Em momento princesa, torço pelas bruxas
Chorai Aurora, desperta de seu sono centenário por um rapaz que nunca viu na vida. Amaldiçoada seja Branca de Neve, condenada a servir pelo resto da vida um bando de anões velhos cheios de manias. Reduza a cacos o sapatinho de cristal, Cinderela, ao descobrir que o príncipe encantado não passa de mais um soberano […]
Chorai Aurora, desperta de seu sono centenário por um rapaz que nunca viu na vida. Amaldiçoada seja Branca de Neve, condenada a servir pelo resto da vida um bando de anões velhos cheios de manias. Reduza a cacos o sapatinho de cristal, Cinderela, ao descobrir que o príncipe encantado não passa de mais um soberano com sede de poder. Sim, desgraçadas todas vocês porque ser princesa datou, virou coisa antiga, ultrapassada, além de ocupação indigna, uma abominação, algo totalmente do mal.
Tudo culpa de séculos de machismo alimentado pelos Irmãos Grimm, o francês Charles Perrault – e outros autores de contos de fada – a Disney, O Sítio do Pica-Pau Amarelo, a filha do Silvio Santos e, finalmente, Marcela Temer. Enfim, um complô de proporções épicas para, através de subterfúgios enganosamente glamorosos, subjugar nossas meninas à subserviência mais vil e humilhante. Ai de ti, Simone de Beauvoir
Tomei conhecimento da tenebrosa conspiração principalmente depois de me informar através de texto publicado na mídia e amplamente compartilhado nas redes sociais – de autoria devidamente chancelada com insígnia acadêmica – chamando atenção para a perniciosa influência exercida sobretudo pela atual primeira-dama e da moça Abravanel, herdeira do SBT. A primeira porque, segundo o texto, comete o pecado mortal de ter “as contas pagas, as falas prontas e a vida decidida”. A segunda, por ser franqueada de uma certa Escola de Princesas, porque “Todo sonho de menina é tornar-se uma princesa”. Seria cômico se pessoas que se levam muito a sério não levassem tanta bobagem tão a sério.
Resumindo: a senhora Temer surpreende por ser, ao mesmo tempo, jovem e conservadora e, portanto, encarna alegremente o perigoso papel da princesa.
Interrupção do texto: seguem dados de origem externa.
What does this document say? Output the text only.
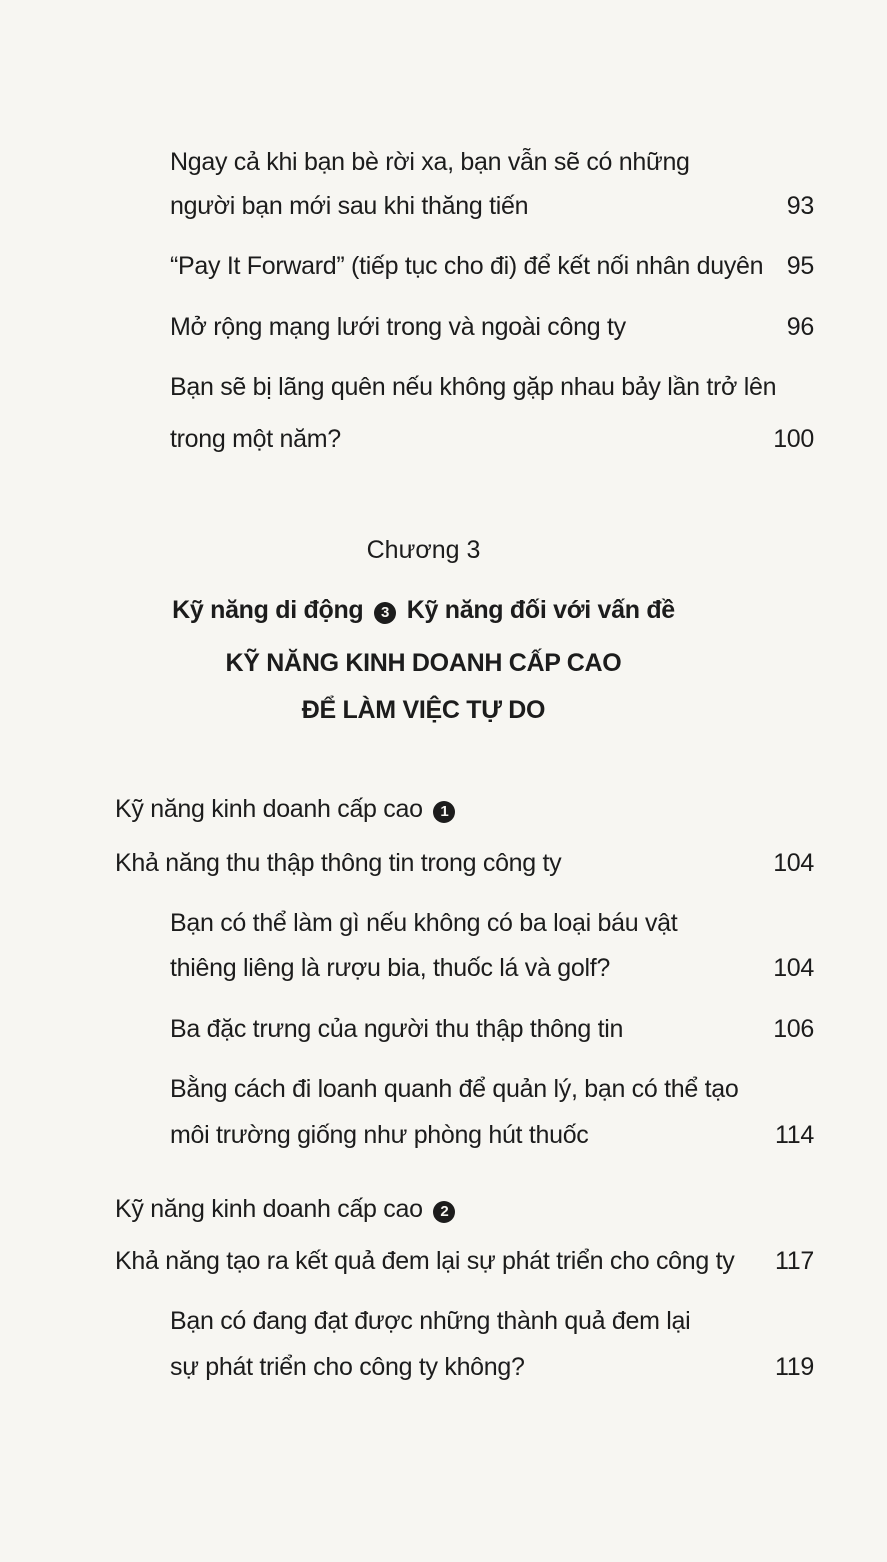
Ngay cả khi bạn bè rời xa, bạn vẫn sẽ có những
người bạn mới sau khi thăng tiến	93
“Pay It Forward” (tiếp tục cho đi) để kết nối nhân duyên 95
Mở rộng mạng lưới trong và ngoài công ty	96
Bạn sẽ bị lãng quên nếu không gặp nhau bảy lần trở lên
trong một năm?	100
Chương 3
Kỹ năng di động 3 Kỹ năng đối với vấn đề
KỸ NĂNG KINH DOANH CẤP CAO
ĐỂ LÀM VIỆC TỰ DO
Kỹ năng kinh doanh cấp cao 1
Khả năng thu thập thông tin trong công ty	104
Bạn có thể làm gì nếu không có ba loại báu vật
thiêng liêng là rượu bia, thuốc lá và golf?	104
Ba đặc trưng của người thu thập thông tin	106
Bằng cách đi loanh quanh để quản lý, bạn có thể tạo
môi trường giống như phòng hút thuốc	114
Kỹ năng kinh doanh cấp cao 2
Khả năng tạo ra kết quả đem lại sự phát triển cho công ty	117
Bạn có đang đạt được những thành quả đem lại
sự phát triển cho công ty không?	119
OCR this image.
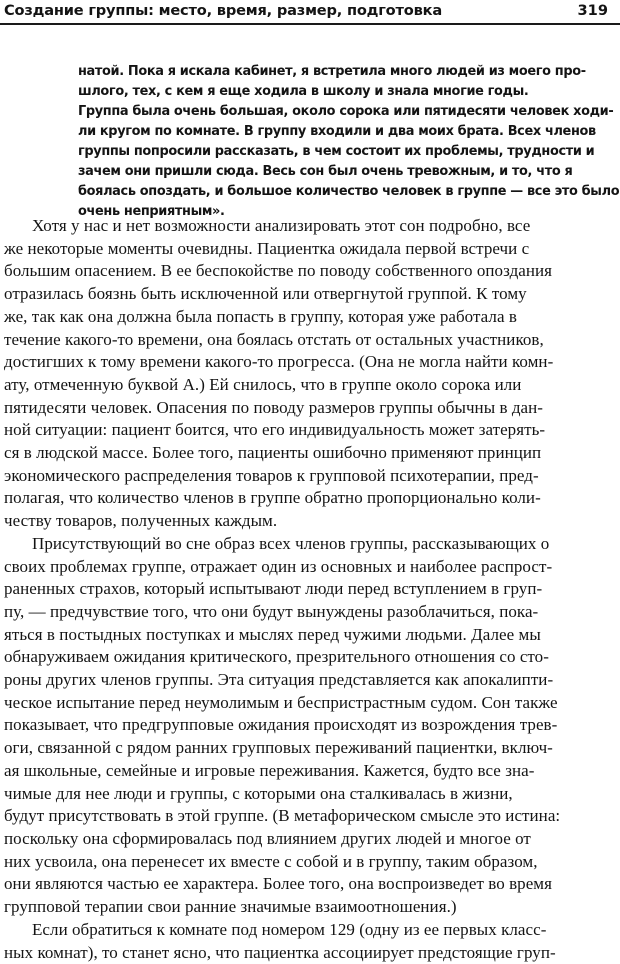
Создание группы: место, время, размер, подготовка	319
натой. Пока я искала кабинет, я встретила много людей из моего про-
шлого, тех, с кем я еще ходила в школу и знала многие годы.
Группа была очень большая, около сорока или пятидесяти человек ходи-
ли кругом по комнате. В группу входили и два моих брата. Всех членов
группы попросили рассказать, в чем состоит их проблемы, трудности и
зачем они пришли сюда. Весь сон был очень тревожным, и то, что я
боялась опоздать, и большое количество человек в группе — все это было
очень неприятным».
Хотя у нас и нет возможности анализировать этот сон подробно, все
же некоторые моменты очевидны. Пациентка ожидала первой встречи с
большим опасением. В ее беспокойстве по поводу собственного опоздания
отразилась боязнь быть исключенной или отвергнутой группой. К тому
же, так как она должна была попасть в группу, которая уже работала в
течение какого-то времени, она боялась отстать от остальных участников,
достигших к тому времени какого-то прогресса. (Она не могла найти комн-
ату, отмеченную буквой А.) Ей снилось, что в группе около сорока или
пятидесяти человек. Опасения по поводу размеров группы обычны в дан-
ной ситуации: пациент боится, что его индивидуальность может затерять-
ся в людской массе. Более того, пациенты ошибочно применяют принцип
экономического распределения товаров к групповой психотерапии, пред-
полагая, что количество членов в группе обратно пропорционально коли-
честву товаров, полученных каждым.
Присутствующий во сне образ всех членов группы, рассказывающих о
своих проблемах группе, отражает один из основных и наиболее распрост-
раненных страхов, который испытывают люди перед вступлением в груп-
пу, — предчувствие того, что они будут вынуждены разоблачиться, пока-
яться в постыдных поступках и мыслях перед чужими людьми. Далее мы
обнаруживаем ожидания критического, презрительного отношения со сто-
роны других членов группы. Эта ситуация представляется как апокалипти-
ческое испытание перед неумолимым и беспристрастным судом. Сон также
показывает, что предгрупповые ожидания происходят из возрождения трев-
оги, связанной с рядом ранних групповых переживаний пациентки, включ-
ая школьные, семейные и игровые переживания. Кажется, будто все зна-
чимые для нее люди и группы, с которыми она сталкивалась в жизни,
будут присутствовать в этой группе. (В метафорическом смысле это истина:
поскольку она сформировалась под влиянием других людей и многое от
них усвоила, она перенесет их вместе с собой и в группу, таким образом,
они являются частью ее характера. Более того, она воспроизведет во время
групповой терапии свои ранние значимые взаимоотношения.)
Если обратиться к комнате под номером 129 (одну из ее первых класс-
ных комнат), то станет ясно, что пациентка ассоциирует предстоящие груп-
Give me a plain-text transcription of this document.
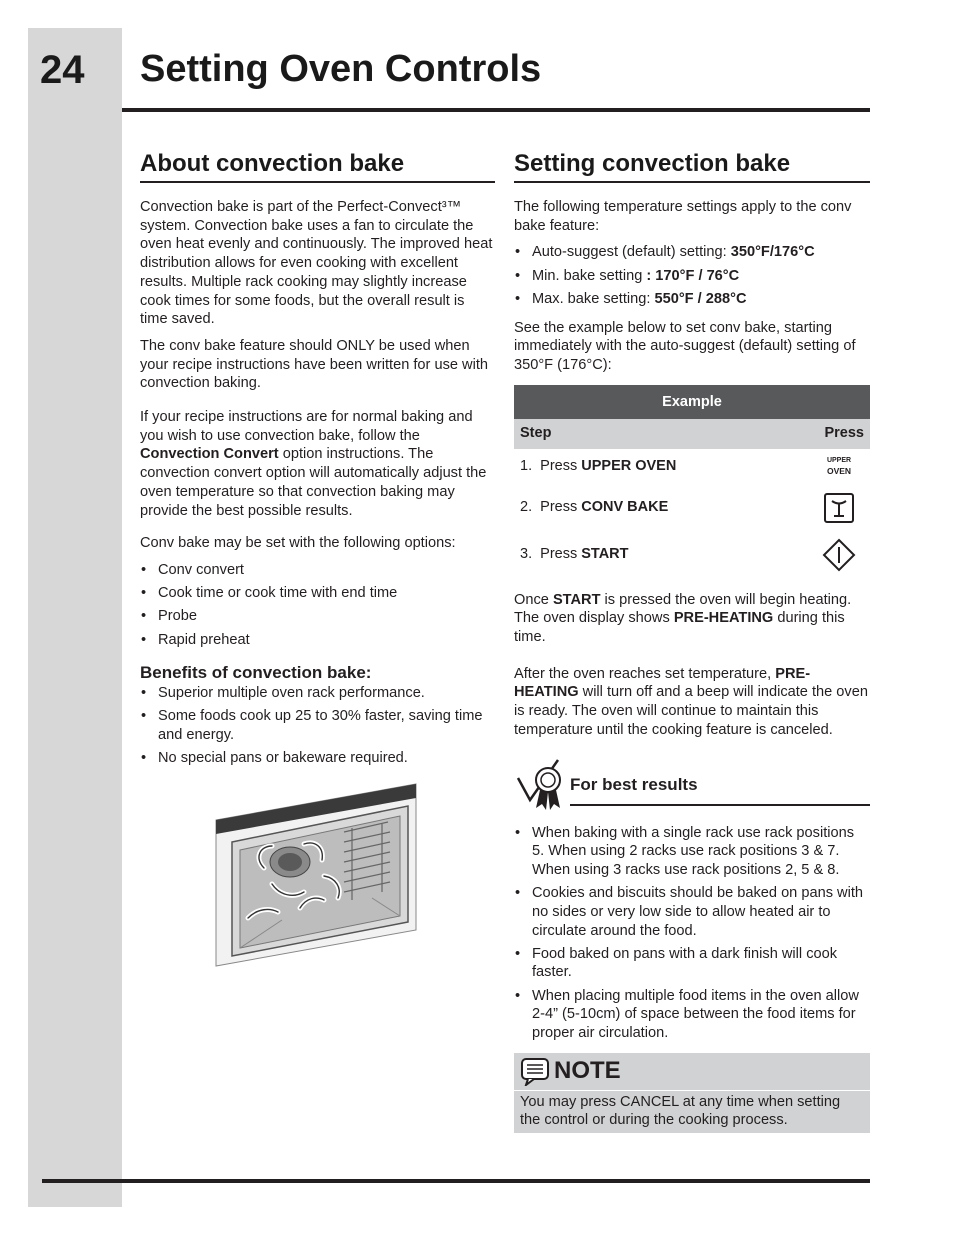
24 Setting Oven Controls
About convection bake

Convection bake is part of the Perfect-Convect³™ system. Convection bake uses a fan to circulate the oven heat evenly and continuously. The improved heat distribution allows for even cooking with excellent results. Multiple rack cooking may slightly increase cook times for some foods, but the overall result is time saved.

The conv bake feature should ONLY be used when your recipe instructions have been written for use with convection baking.

If your recipe instructions are for normal baking and you wish to use convection bake, follow the Convection Convert option instructions. The convection convert option will automatically adjust the oven temperature so that convection baking may provide the best possible results.

Conv bake may be set with the following options:

• Conv convert
• Cook time or cook time with end time
• Probe
• Rapid preheat
Benefits of convection bake:
• Superior multiple oven rack performance.
• Some foods cook up 25 to 30% faster, saving time and energy.
• No special pans or bakeware required.
Setting convection bake

The following temperature settings apply to the conv bake feature:

• Auto-suggest (default) setting: 350°F/176°C
• Min. bake setting : 170°F / 76°C
• Max. bake setting: 550°F / 288°C

See the example below to set conv bake, starting immediately with the auto-suggest (default) setting of 350°F (176°C):

Example
Step	Press
1. Press UPPER OVEN	UPPER
OVEN
2. Press CONV BAKE
3. Press START

Once START is pressed the oven will begin heating. The oven display shows PRE-HEATING during this time.

After the oven reaches set temperature, PRE-
HEATING will turn off and a beep will indicate the oven is ready. The oven will continue to maintain this temperature until the cooking feature is canceled.

For best results
• When baking with a single rack use rack positions 5. When using 2 racks use rack positions 3 & 7. When using 3 racks use rack positions 2, 5 & 8.
• Cookies and biscuits should be baked on pans with no sides or very low side to allow heated air to circulate around the food.
• Food baked on pans with a dark finish will cook faster.
• When placing multiple food items in the oven allow 2-4” (5-10cm) of space between the food items for proper air circulation.
NOTE
You may press CANCEL at any time when setting the control or during the cooking process.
A autora não chega a dizer que ela teria feito o casamento errado, mas não é preciso, está implícito. Enquanto isso, em registro explicitamente pateta, a Escola das Princesas da filha de Silvio Santos, evoca com muito cor-de-rosa e tiara de strass a velha cantilena das meninas criadas para se tornarem apenas boas esposas e mães amantíssimas. Ou seja, nenhuma novidade.
OK, você vai dizer que os tempos são de trevas e é a vitória do conservadorismo que se aproxima. Pois eu digo que ainda temos Madonna, Oprah, Hillary e até aquele velho exemplar de O Segundo Sexo esquecido na estante. Sem falar que em caso de garota com ataque de princesite aguda, sempre se pode rebater com a “Vida de Frida Kahlo Para Crianças” – sobrancelhas espessas como símbolo de empoderamento feminino.
Mas é bom ter mente que meninas, garotas e mulheres, apesar e acima de qualquer coisa, serão o que bem entenderem. Inclusive princesas, se assim for seu desejo. Sabe a tal da diversidade? Então…
Ainda bem que eu sempre torci pelas bruxas.
Por falar em bruxa, não perca Elle, filme do holandês Paul Verhoeven, com a extraordinária Isabelle Huppert desancando geral como uma superexecutiva da indústria de games que não dá explicações, não pede desculpas e nem se faz de vítima diante de situação das mais escabrosas. Divertido e perturbador. Está na programação da Mostra de Cinema e deve entrar em cartaz em breve. Para deixar muita gente incomodada.